Friday was a watershed moment in my professional career as I stepped down from three roles - as Director of National Institute for Regional and Spatial Analysis (NIRSA, after 11.5 years), Director of National Centre for Geocomputation (NCG, after 2 years), and Chair of Irish Social Sciences Platform (ISSP, after 6 years). I'll continue to work in NIRSA as a PI on various projects, but will not be running the place on a day to day basis. I can't say I'll miss all the crappy admin and politics, though I'll not be able to escape it all. Eleven and a half years in one role is more than enough and the change should hopefully be good for me and the institute. Looking back it's been a productive decade and I'm happy that I've handed over NIRSA in better shape than I inherited it. Raising the salary every year for 15-25 people has been a challenge, but somehow we've scraped it together. Onwards to the next challenges ...
My posts this week
A coming storm?
Review of The Third Rail by Michael Harvey **.5
Review of The Sisters Brothers by Patrick deWitt ****
Review of The Signal in the Noise by Nate Silver ****
3 comments:
Congratulations, Rob, on moving on to new horizons.

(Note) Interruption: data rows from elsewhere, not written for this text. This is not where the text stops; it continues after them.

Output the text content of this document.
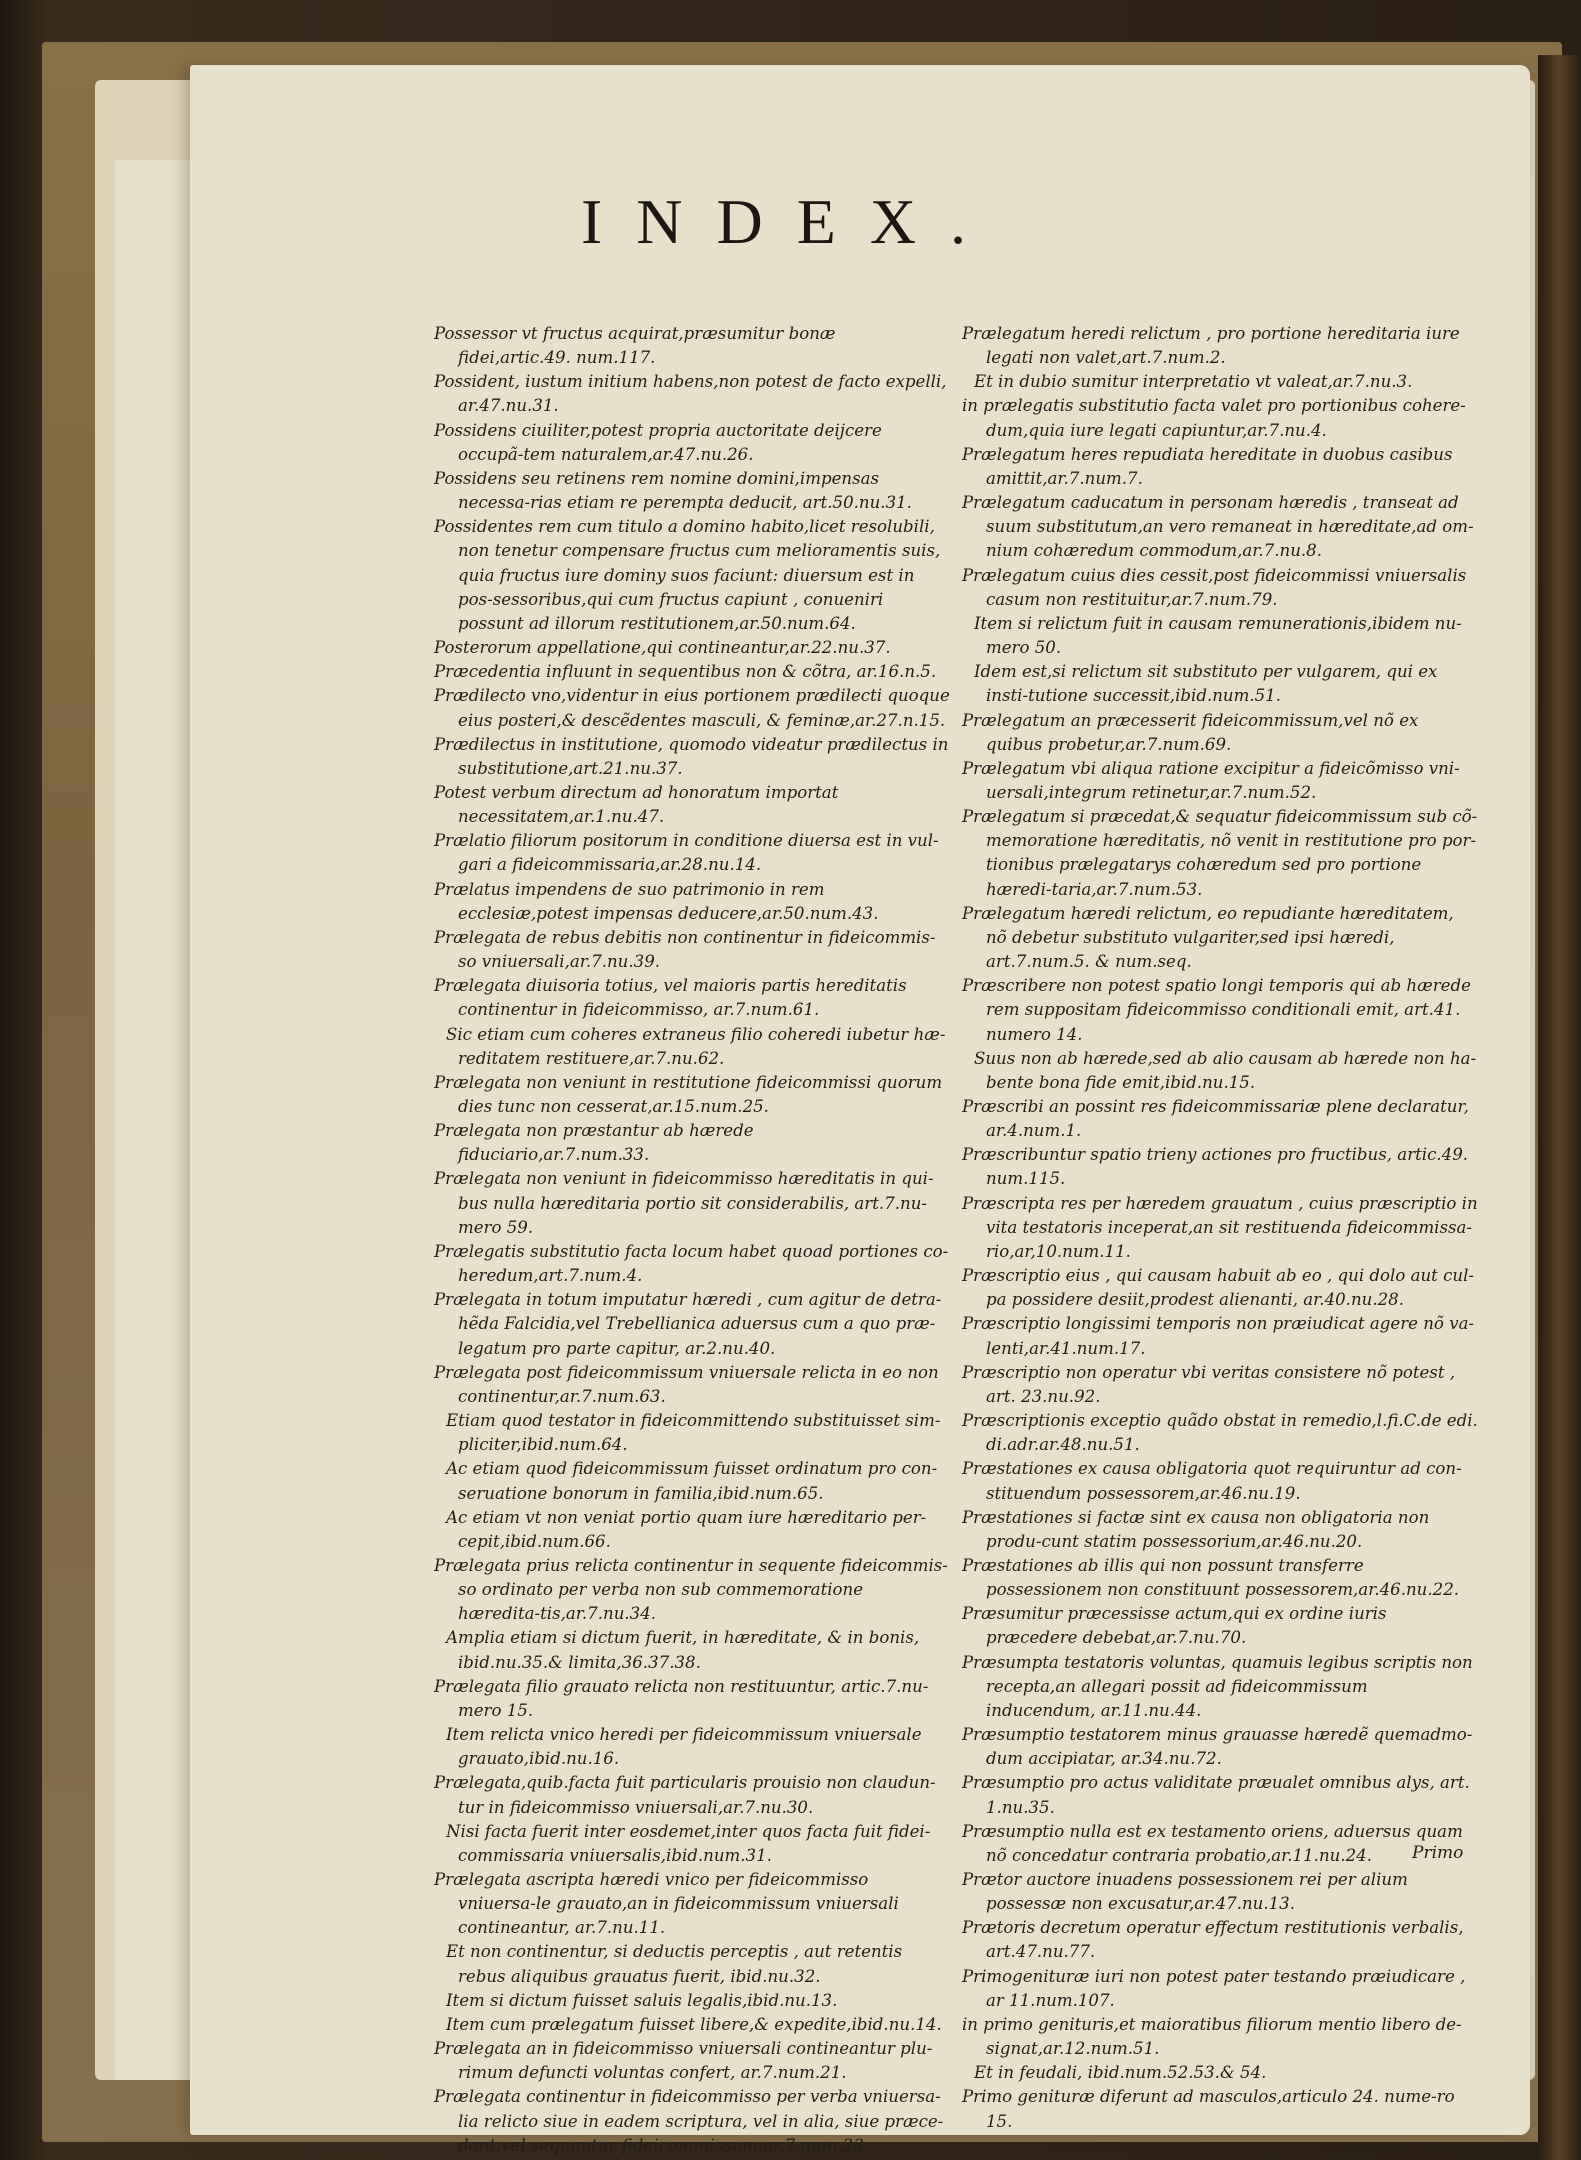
INDEX.

Possessor vt fructus acquirat,præsumitur bonæ fidei,artic.49. num.117.

Possident, iustum initium habens,non potest de facto expelli, ar.47.nu.31.

Possidens ciuiliter,potest propria auctoritate deijcere occupã-tem naturalem,ar.47.nu.26.

Possidens seu retinens rem nomine domini,impensas necessa-rias etiam re perempta deducit, art.50.nu.31.

Possidentes rem cum titulo a domino habito,licet resolubili, non tenetur compensare fructus cum melioramentis suis, quia fructus iure dominy suos faciunt: diuersum est in pos-sessoribus,qui cum fructus capiunt , conueniri possunt ad illorum restitutionem,ar.50.num.64.

Posterorum appellatione,qui contineantur,ar.22.nu.37.

Præcedentia influunt in sequentibus non & cõtra, ar.16.n.5.

Prædilecto vno,videntur in eius portionem prædilecti quoque eius posteri,& descẽdentes masculi, & feminæ,ar.27.n.15.

Prædilectus in institutione, quomodo videatur prædilectus in substitutione,art.21.nu.37.

Potest verbum directum ad honoratum importat necessitatem,ar.1.nu.47.

Prælatio filiorum positorum in conditione diuersa est in vul-gari a fideicommissaria,ar.28.nu.14.

Prælatus impendens de suo patrimonio in rem ecclesiæ,potest impensas deducere,ar.50.num.43.

Prælegata de rebus debitis non continentur in fideicommis-so vniuersali,ar.7.nu.39.

Prælegata diuisoria totius, vel maioris partis hereditatis continentur in fideicommisso, ar.7.num.61.

Sic etiam cum coheres extraneus filio coheredi iubetur hæ-reditatem restituere,ar.7.nu.62.

Prælegata non veniunt in restitutione fideicommissi quorum dies tunc non cesserat,ar.15.num.25.

Prælegata non præstantur ab hærede fiduciario,ar.7.num.33.

Prælegata non veniunt in fideicommisso hæreditatis in qui-bus nulla hæreditaria portio sit considerabilis, art.7.nu-mero 59.

Prælegatis substitutio facta locum habet quoad portiones co-heredum,art.7.num.4.

Prælegata in totum imputatur hæredi , cum agitur de detra-hẽda Falcidia,vel Trebellianica aduersus cum a quo præ-legatum pro parte capitur, ar.2.nu.40.

Prælegata post fideicommissum vniuersale relicta in eo non continentur,ar.7.num.63.

Etiam quod testator in fideicommittendo substituisset sim-pliciter,ibid.num.64.

Ac etiam quod fideicommissum fuisset ordinatum pro con-seruatione bonorum in familia,ibid.num.65.

Ac etiam vt non veniat portio quam iure hæreditario per-cepit,ibid.num.66.

Prælegata prius relicta continentur in sequente fideicommis-so ordinato per verba non sub commemoratione hæredita-tis,ar.7.nu.34.

Amplia etiam si dictum fuerit, in hæreditate, & in bonis, ibid.nu.35.& limita,36.37.38.

Prælegata filio grauato relicta non restituuntur, artic.7.nu-mero 15.

Item relicta vnico heredi per fideicommissum vniuersale grauato,ibid.nu.16.

Prælegata,quib.facta fuit particularis prouisio non claudun-tur in fideicommisso vniuersali,ar.7.nu.30.

Nisi facta fuerit inter eosdemet,inter quos facta fuit fidei-commissaria vniuersalis,ibid.num.31.

Prælegata ascripta hæredi vnico per fideicommisso vniuersa-le grauato,an in fideicommissum vniuersali contineantur, ar.7.nu.11.

Et non continentur, si deductis perceptis , aut retentis rebus aliquibus grauatus fuerit, ibid.nu.32.

Item si dictum fuisset saluis legalis,ibid.nu.13.

Item cum prælegatum fuisset libere,& expedite,ibid.nu.14.

Prælegata an in fideicommisso vniuersali contineantur plu-rimum defuncti voluntas confert, ar.7.num.21.

Prælegata continentur in fideicommisso per verba vniuersa-lia relicto siue in eadem scriptura, vel in alia, siue præce-dant,vel sequantur fideicommissum,ar.7.num.23.

Prælegatum heredi relictum , pro portione hereditaria iure legati non valet,art.7.num.2.

Et in dubio sumitur interpretatio vt valeat,ar.7.nu.3.

in prælegatis substitutio facta valet pro portionibus cohere-dum,quia iure legati capiuntur,ar.7.nu.4.

Prælegatum heres repudiata hereditate in duobus casibus amittit,ar.7.num.7.

Prælegatum caducatum in personam hæredis , transeat ad suum substitutum,an vero remaneat in hæreditate,ad om-nium cohæredum commodum,ar.7.nu.8.

Prælegatum cuius dies cessit,post fideicommissi vniuersalis casum non restituitur,ar.7.num.79.

Item si relictum fuit in causam remunerationis,ibidem nu-mero 50.

Idem est,si relictum sit substituto per vulgarem, qui ex insti-tutione successit,ibid.num.51.

Prælegatum an præcesserit fideicommissum,vel nõ ex quibus probetur,ar.7.num.69.

Prælegatum vbi aliqua ratione excipitur a fideicõmisso vni-uersali,integrum retinetur,ar.7.num.52.

Prælegatum si præcedat,& sequatur fideicommissum sub cõ-memoratione hæreditatis, nõ venit in restitutione pro por-tionibus prælegatarys cohæredum sed pro portione hæredi-taria,ar.7.num.53.

Prælegatum hæredi relictum, eo repudiante hæreditatem, nõ debetur substituto vulgariter,sed ipsi hæredi, art.7.num.5. & num.seq.

Præscribere non potest spatio longi temporis qui ab hærede rem suppositam fideicommisso conditionali emit, art.41. numero 14.

Suus non ab hærede,sed ab alio causam ab hærede non ha-bente bona fide emit,ibid.nu.15.

Præscribi an possint res fideicommissariæ plene declaratur, ar.4.num.1.

Præscribuntur spatio trieny actiones pro fructibus, artic.49. num.115.

Præscripta res per hæredem grauatum , cuius præscriptio in vita testatoris inceperat,an sit restituenda fideicommissa-rio,ar,10.num.11.

Præscriptio eius , qui causam habuit ab eo , qui dolo aut cul-pa possidere desiit,prodest alienanti, ar.40.nu.28.

Præscriptio longissimi temporis non præiudicat agere nõ va-lenti,ar.41.num.17.

Præscriptio non operatur vbi veritas consistere nõ potest , art. 23.nu.92.

Præscriptionis exceptio quãdo obstat in remedio,l.fi.C.de edi. di.adr.ar.48.nu.51.

Præstationes ex causa obligatoria quot requiruntur ad con-stituendum possessorem,ar.46.nu.19.

Præstationes si factæ sint ex causa non obligatoria non produ-cunt statim possessorium,ar.46.nu.20.

Præstationes ab illis qui non possunt transferre possessionem non constituunt possessorem,ar.46.nu.22.

Præsumitur præcessisse actum,qui ex ordine iuris præcedere debebat,ar.7.nu.70.

Præsumpta testatoris voluntas, quamuis legibus scriptis non recepta,an allegari possit ad fideicommissum inducendum, ar.11.nu.44.

Præsumptio testatorem minus grauasse hæredẽ quemadmo-dum accipiatar, ar.34.nu.72.

Præsumptio pro actus validitate præualet omnibus alys, art. 1.nu.35.

Præsumptio nulla est ex testamento oriens, aduersus quam nõ concedatur contraria probatio,ar.11.nu.24.

Prætor auctore inuadens possessionem rei per alium possessæ non excusatur,ar.47.nu.13.

Prætoris decretum operatur effectum restitutionis verbalis, art.47.nu.77.

Primogenituræ iuri non potest pater testando præiudicare , ar 11.num.107.

in primo genituris,et maioratibus filiorum mentio libero de-signat,ar.12.num.51.

Et in feudali, ibid.num.52.53.& 54.

Primo genituræ diferunt ad masculos,articulo 24. nume-ro 15.

Primo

Wow, that is a lot of responsibility that you are letting go of. And the ability to be there but not be so "in charge" sounds good to me.
I don't fully lose responsibility - I'll still be looking after 4 large projects, but not the overall show plus a second institute. Looking back I still find it amazing that they gave me the job when I was 31; I can't imagine giving the post to someone so green (I was only a handful of years post PhD at the time). It was probably a sink or swim moment; thankfully I discovered I could doggy paddle and bluff at the same time.